Hubble Refitted For Golden Years

New Instruments Meant To Extend Life Of Orbiting Space Telescope

May 19, 2009|By Frank D. Roylance | Frank D. Roylance,frank.roylance@baltsun.com

Five days of work on the orbiting Hubble Space Telescope should end Tuesday morning with the release of what one astronomer said is "in many ways ... a brand new telescope."

"At this point, Hubble actually has the largest complement of functioning instruments it has ever had" since its launch in 1990, said Mario Livio, senior scientist at the Space Telescope Science Institute in Baltimore. "This is going to be an observatory that is just so much more powerful and more promising."

The crew of the shuttle Atlantis was to release the telescope just before 9 a.m. Tuesday. After further tests, the first images demonstrating the capabilities of the new and repaired instruments are due late this summer.

But, at first blush, it appeared that nearly everything the astronaut/mechanics set out to do was accomplished, despite a succession of stuck bolts, balky latches and dead batteries on a power tool.

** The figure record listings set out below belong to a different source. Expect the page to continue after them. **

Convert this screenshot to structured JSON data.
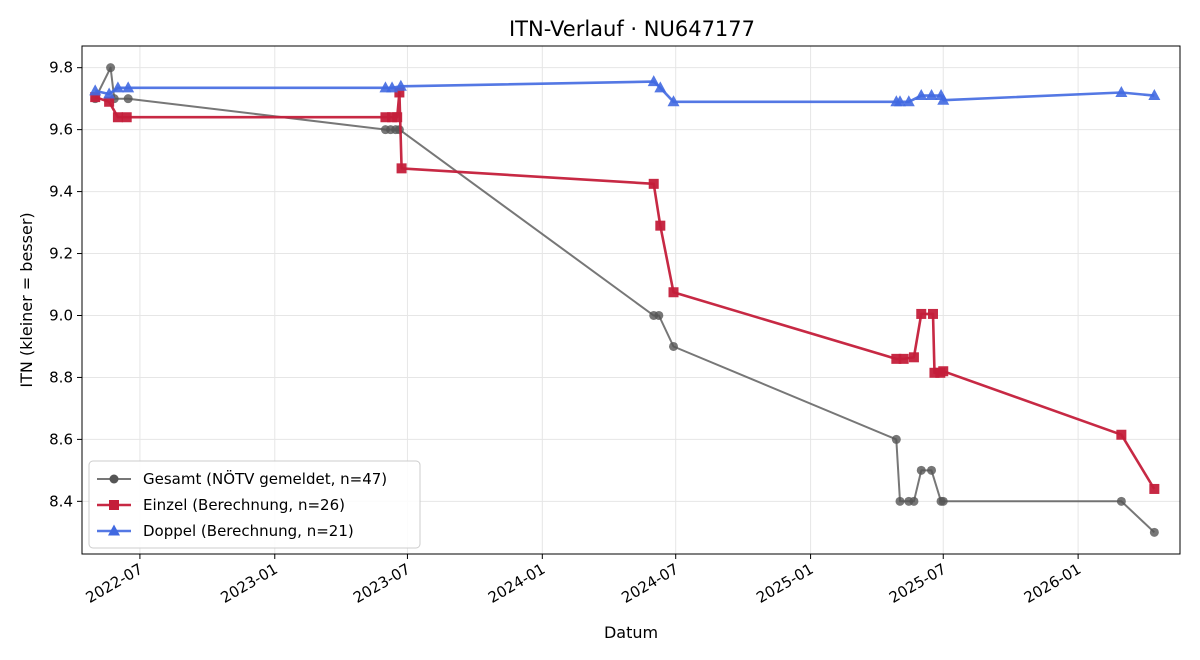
{
  "chart_data": {
    "type": "line",
    "title": "ITN-Verlauf · NU647177",
    "xlabel": "Datum",
    "ylabel": "ITN  (kleiner = besser)",
    "x_type": "date",
    "xlim": [
      "2022-04-13",
      "2026-05-20"
    ],
    "ylim": [
      8.23,
      9.87
    ],
    "x_ticks": [
      "2022-07-01",
      "2023-01-01",
      "2023-07-01",
      "2024-01-01",
      "2024-07-01",
      "2025-01-01",
      "2025-07-01",
      "2026-01-01"
    ],
    "x_tick_labels": [
      "2022-07",
      "2023-01",
      "2023-07",
      "2024-01",
      "2024-07",
      "2025-01",
      "2025-07",
      "2026-01"
    ],
    "y_ticks": [
      8.4,
      8.6,
      8.8,
      9.0,
      9.2,
      9.4,
      9.6,
      9.8
    ],
    "y_tick_labels": [
      "8.4",
      "8.6",
      "8.8",
      "9.0",
      "9.2",
      "9.4",
      "9.6",
      "9.8"
    ],
    "grid": true,
    "legend_position": "lower-left",
    "series": [
      {
        "name": "Gesamt (NÖTV gemeldet, n=47)",
        "color": "#555555",
        "marker": "circle",
        "x": [
          "2022-05-01",
          "2022-05-22",
          "2022-05-27",
          "2022-06-15",
          "2023-06-01",
          "2023-06-08",
          "2023-06-15",
          "2023-06-20",
          "2024-06-01",
          "2024-06-08",
          "2024-06-28",
          "2025-04-28",
          "2025-05-03",
          "2025-05-15",
          "2025-05-22",
          "2025-06-01",
          "2025-06-15",
          "2025-06-28",
          "2025-07-01",
          "2026-03-01",
          "2026-04-15"
        ],
        "y": [
          9.7,
          9.8,
          9.7,
          9.7,
          9.6,
          9.6,
          9.6,
          9.6,
          9.0,
          9.0,
          8.9,
          8.6,
          8.4,
          8.4,
          8.4,
          8.5,
          8.5,
          8.4,
          8.4,
          8.4,
          8.3
        ]
      },
      {
        "name": "Einzel (Berechnung, n=26)",
        "color": "#c41e3a",
        "marker": "square",
        "x": [
          "2022-05-01",
          "2022-05-20",
          "2022-06-01",
          "2022-06-13",
          "2023-06-01",
          "2023-06-10",
          "2023-06-17",
          "2023-06-20",
          "2023-06-23",
          "2024-06-01",
          "2024-06-10",
          "2024-06-28",
          "2025-04-28",
          "2025-05-08",
          "2025-05-22",
          "2025-06-01",
          "2025-06-17",
          "2025-06-19",
          "2025-06-27",
          "2025-07-01",
          "2026-03-01",
          "2026-04-15"
        ],
        "y": [
          9.705,
          9.69,
          9.64,
          9.64,
          9.64,
          9.64,
          9.64,
          9.72,
          9.475,
          9.425,
          9.29,
          9.075,
          8.86,
          8.86,
          8.865,
          9.005,
          9.005,
          8.815,
          8.815,
          8.82,
          8.615,
          8.44
        ]
      },
      {
        "name": "Doppel (Berechnung, n=21)",
        "color": "#4169e1",
        "marker": "triangle",
        "x": [
          "2022-05-01",
          "2022-05-20",
          "2022-06-01",
          "2022-06-15",
          "2023-06-01",
          "2023-06-10",
          "2023-06-22",
          "2024-06-01",
          "2024-06-10",
          "2024-06-28",
          "2025-04-28",
          "2025-05-03",
          "2025-05-15",
          "2025-06-01",
          "2025-06-15",
          "2025-06-28",
          "2025-07-01",
          "2026-03-01",
          "2026-04-15"
        ],
        "y": [
          9.725,
          9.715,
          9.735,
          9.735,
          9.735,
          9.735,
          9.74,
          9.755,
          9.735,
          9.69,
          9.69,
          9.69,
          9.69,
          9.71,
          9.71,
          9.71,
          9.695,
          9.72,
          9.71
        ]
      }
    ]
  }
}
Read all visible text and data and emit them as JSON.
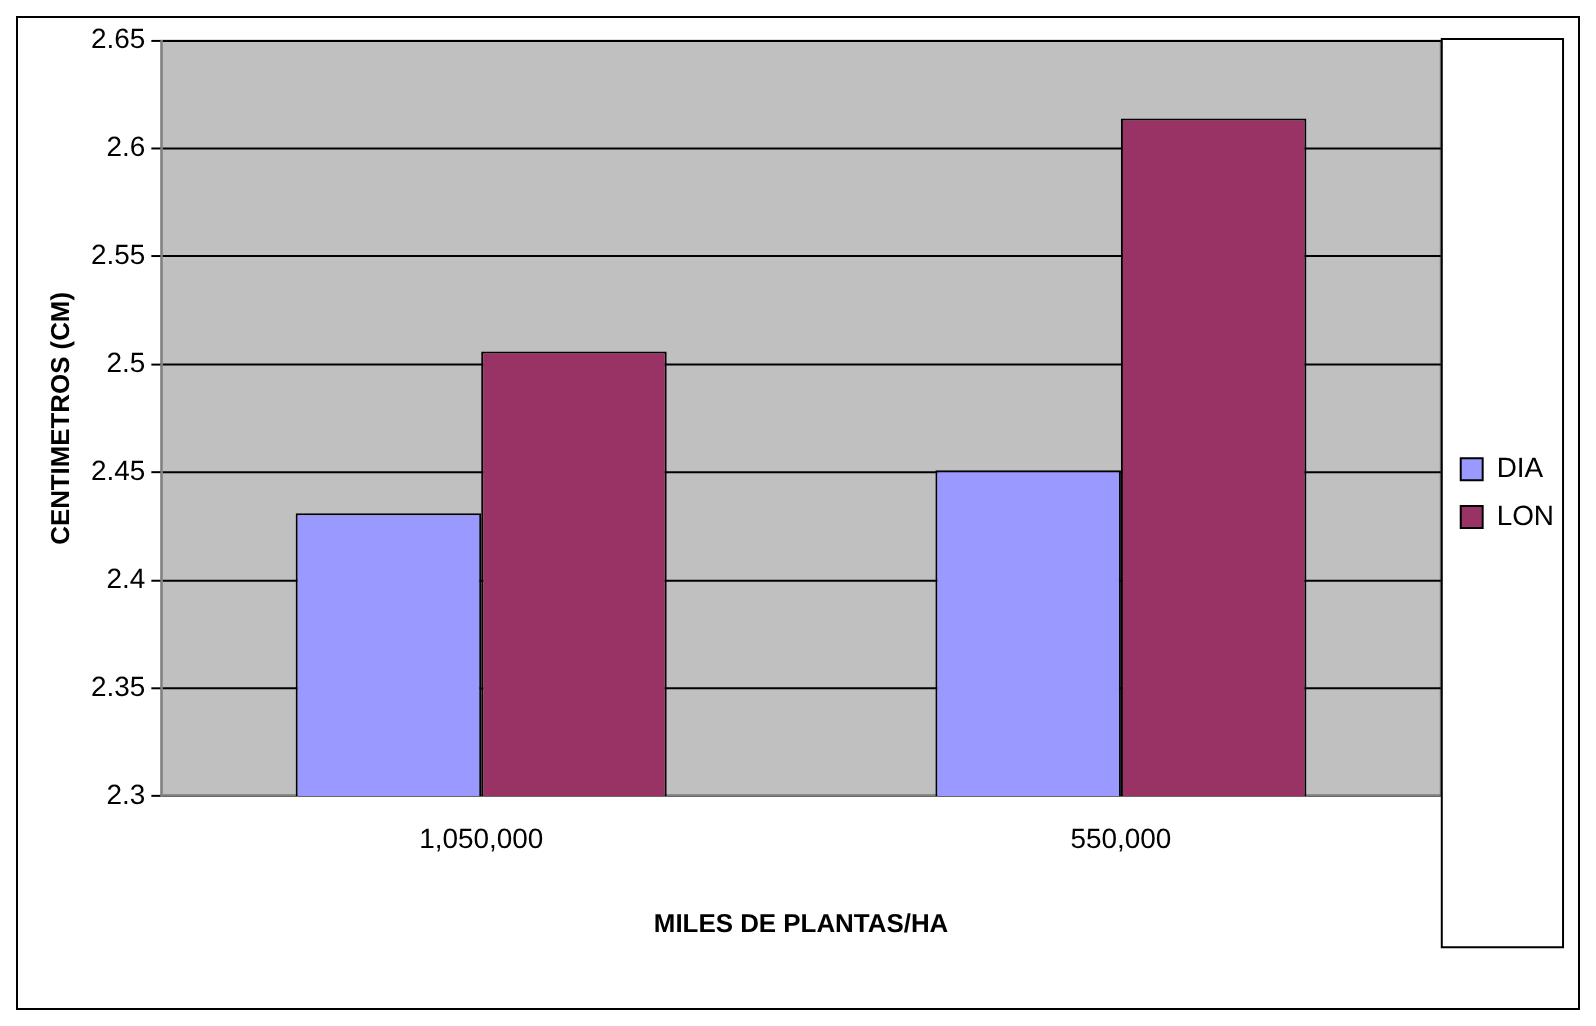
{
  "chart_data": {
    "type": "bar",
    "xlabel": "MILES DE PLANTAS/HA",
    "ylabel": "CENTIMETROS (CM)",
    "categories": [
      "1,050,000",
      "550,000"
    ],
    "series": [
      {
        "name": "DIA",
        "color": "#9999ff",
        "values": [
          2.431,
          2.451
        ]
      },
      {
        "name": "LON",
        "color": "#993366",
        "values": [
          2.506,
          2.614
        ]
      }
    ],
    "ylim": [
      2.3,
      2.65
    ],
    "yticks": [
      2.3,
      2.35,
      2.4,
      2.45,
      2.5,
      2.55,
      2.6,
      2.65
    ],
    "grid": "y",
    "legend": "right"
  }
}
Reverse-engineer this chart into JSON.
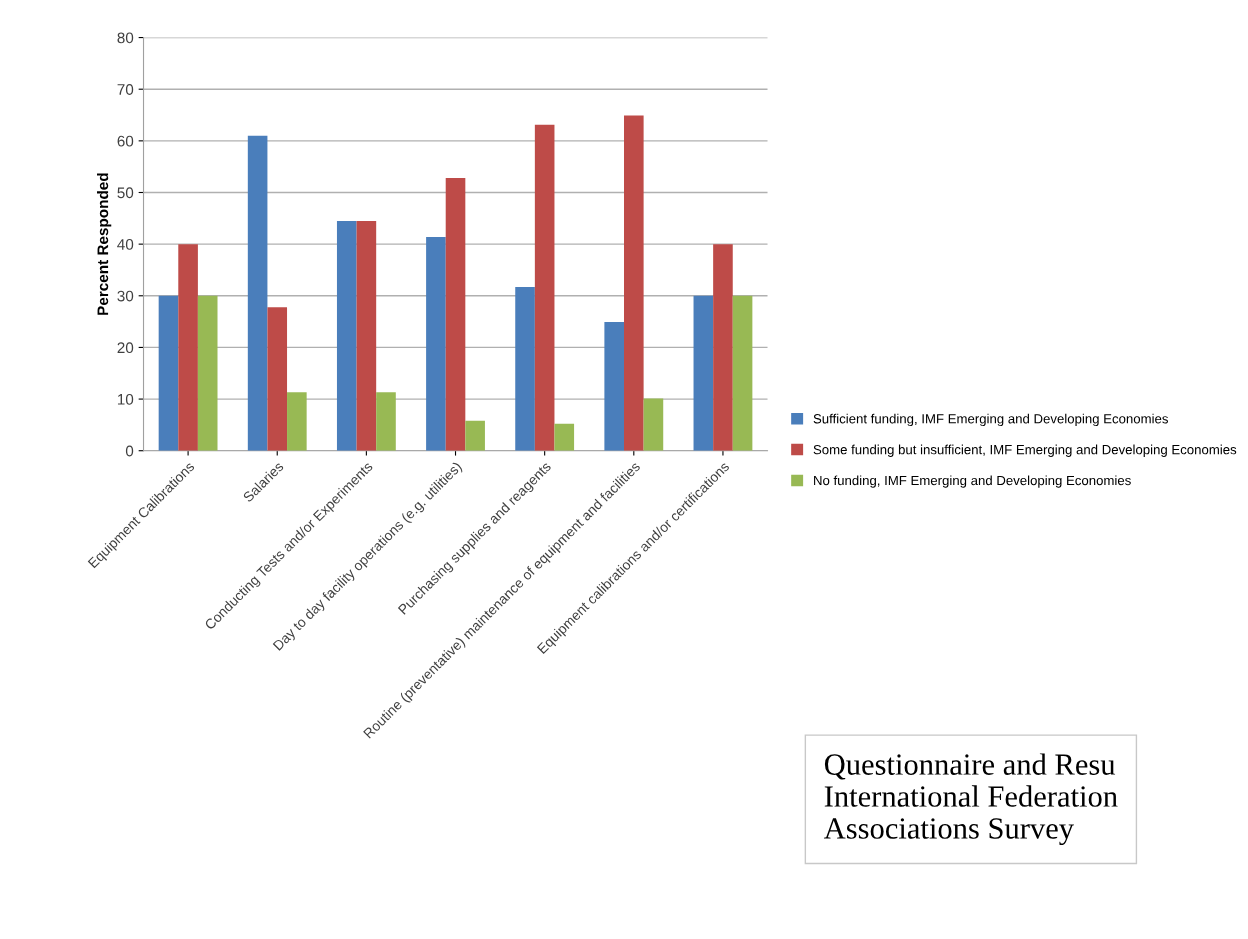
{
  "chart_data": {
    "type": "bar",
    "ylabel": "Percent Responded",
    "categories": [
      "Equipment Calibrations",
      "Salaries",
      "Conducting Tests and/or Experiments",
      "Day to day facility operations (e.g. utilities)",
      "Purchasing supplies and reagents",
      "Routine (preventative) maintenance of equipment and facilities",
      "Equipment calibrations and/or certifications"
    ],
    "series": [
      {
        "name": "Sufficient funding, IMF Emerging and Developing Economies",
        "color": "#4a7ebb",
        "values": [
          30,
          61,
          44.5,
          41.4,
          31.7,
          24.9,
          30
        ]
      },
      {
        "name": "Some funding but insufficient, IMF Emerging and Developing Economies",
        "color": "#be4b48",
        "values": [
          40,
          27.8,
          44.5,
          52.8,
          63.1,
          64.9,
          40
        ]
      },
      {
        "name": "No funding, IMF Emerging and Developing Economies",
        "color": "#98b954",
        "values": [
          30,
          11.3,
          11.3,
          5.8,
          5.2,
          10.1,
          30
        ]
      }
    ],
    "ylim": [
      0,
      80
    ],
    "yticks": [
      0,
      10,
      20,
      30,
      40,
      50,
      60,
      70,
      80
    ],
    "grid": "y",
    "legend": "right",
    "annotations": [
      "Questionnaire and Resu\nInternational Federation\nAssociations Survey"
    ]
  }
}
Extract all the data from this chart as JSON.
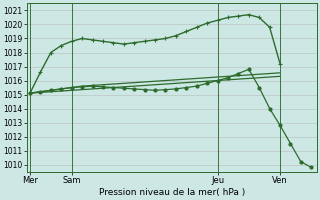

"At some level, you are extraordinarily impressed when things go as well as they do," Livio said. "But you are even more impressed when they manage to overcome unexpected obstacles and still get everything done. ... It is absolutely amazing."

If continuing tests prove all the new and repaired components are working as designed, Hubble is expected to extend astronomers' view deeper into the universe than ever before, and farther back toward the beginning of the evolution of stars and galaxies.

NASA also hopes new gyroscopes, batteries and other new gear will extend the observatory's lifetime for at least five more years.

The mission's apparent success may also help to preserve as many as 900 jobs in Maryland that are tied in whole or in part to the telescope's well-being.

As he prepared to bid Hubble farewell and float back into the shuttle's air lock, spacewalker John Grunsfeld - veteran of two previous Hubble repair missions - paused to pay tribute to all who had a hand in the telescope's success.

"This is really a tremendous adventure that we've been on," he said. "Hubble isn't just a satellite. It's about humanity's quest for knowledge."

He mentioned the late astrophysicists Lyman Spitzer and John Bahcall, who conceived the idea of an orbiting telescope, and saw it to fruition. He credited the work of living Hubble scientists, leaders and team members. He mentioned Sen. Barbara Mikulski of Maryland, whose advocacy helped marshal the political support and funding for a fifth servicing mission, which had been canceled in the wake of the 2003 Columbia shuttle accident.

"On this mission, we tried things that many people said were impossible," Grunsfeld said. "We've achieved that, and we wish Hubble the very best."

Four Atlantis spacewalkers and their crew mates installed two new scientific instruments and repaired two others that had broken down since the last servicing mission in 2002.

One of the few disappointments was the discovery after Saturday's repairs to the Advanced Camera for Surveys (ACS) that the camera's high resolution channel is still not functioning. But Livio said a second channel that failed in 2007 is working again, and so the more important goal of the repair was accomplished. "The wide-field channel is back," he said, "and that is actually the most widely used, so we're ... extremely happy with this result."

The new Wide Field Camera 3 installed last Thursday is expected to push astronomers' view closer to the limits of time and space. "We have seen galaxies back to a time when the age of the universe was about 750 million years," Livio said. "We will now see galaxies [as they were] when the universe was about 500 million years old."

"It gets us closer to the very first galaxies that formed" after the Big Bang more than 13 billion years ago. Those first galaxies will be the quest of the James Webb Space Telescope, targeted for launch in 2014.

Hubble's sharpened vision is also expected to reveal exploding stars, called supernovae, 8 to 11 billion light years away. They will appear as they were before the expansion of the universe began to accelerate, helping scientists get a better handle on the mysterious "dark energy" thought to be responsible for that acceleration.

The Cosmic Origins Spectrograph, installed on Saturday, will enable astronomers to use light from distant quasars to study and map the sparse, weblike intergalactic medium between galaxies. The repaired Space Telescope Imaging Spectrograph will go back to work helping astronomers study the chemistry of the atmospheres of planets circling other stars.